Contrário tá na porteira
Milton Sapiranga Barbosa

Desde  há  várias  décadas passadas, sempre   que se aproxima  à  época junina, no  sexto mês  do ano, sou  envolvido por uma forte  dor no peito, num misto  de  tristeza  e saudade.  Tristeza, por ver que  hoje  em dia já não se  brinca  mais  quadrilha  como  antigamente.

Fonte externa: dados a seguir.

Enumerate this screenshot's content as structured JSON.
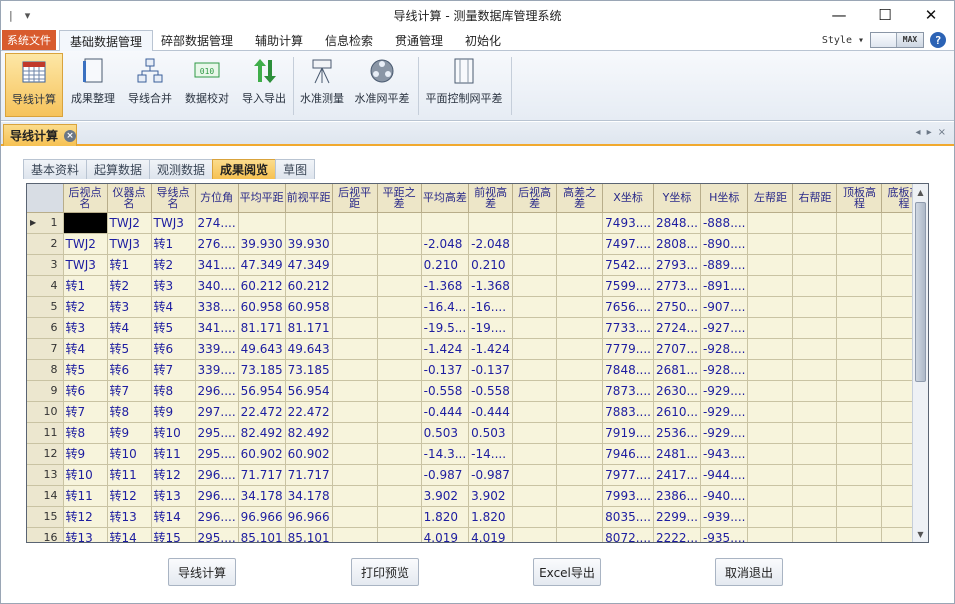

Saudade  de  quando  as  quadrilhas obedeciam  ao comando  de  um marcador, com seus  gritos de “ lá vem chuva ” , a turma ameaçava correr e ele gritava, “é mentira”: “ olha  a cobra ”, a turma pulava e ele voltava a dizer:” é mentira”, e  assim  ia comandando  seus  brincantes . Hoje as quadrilhas são estilizadas, usam  roupas  luxuosas e dançam ao  som  de músicas  ditas “bregas”(nada contra os fãs de Reginaldo Rossi).

A  saudade  se  faz mais  presente,  e  doi mais forte, é  quando me lembro  do  meu  tempo  de moleque na Favela, das  apresentações do  “ Bumba –Meu- Boi” (bailado popular cômico-dramático, com personagens humanos, animais e fantásticos, sobre a morte e ressurreição do BOI),com suas  catirinas, caçadores, vaqueiros, pajés , etc, etc…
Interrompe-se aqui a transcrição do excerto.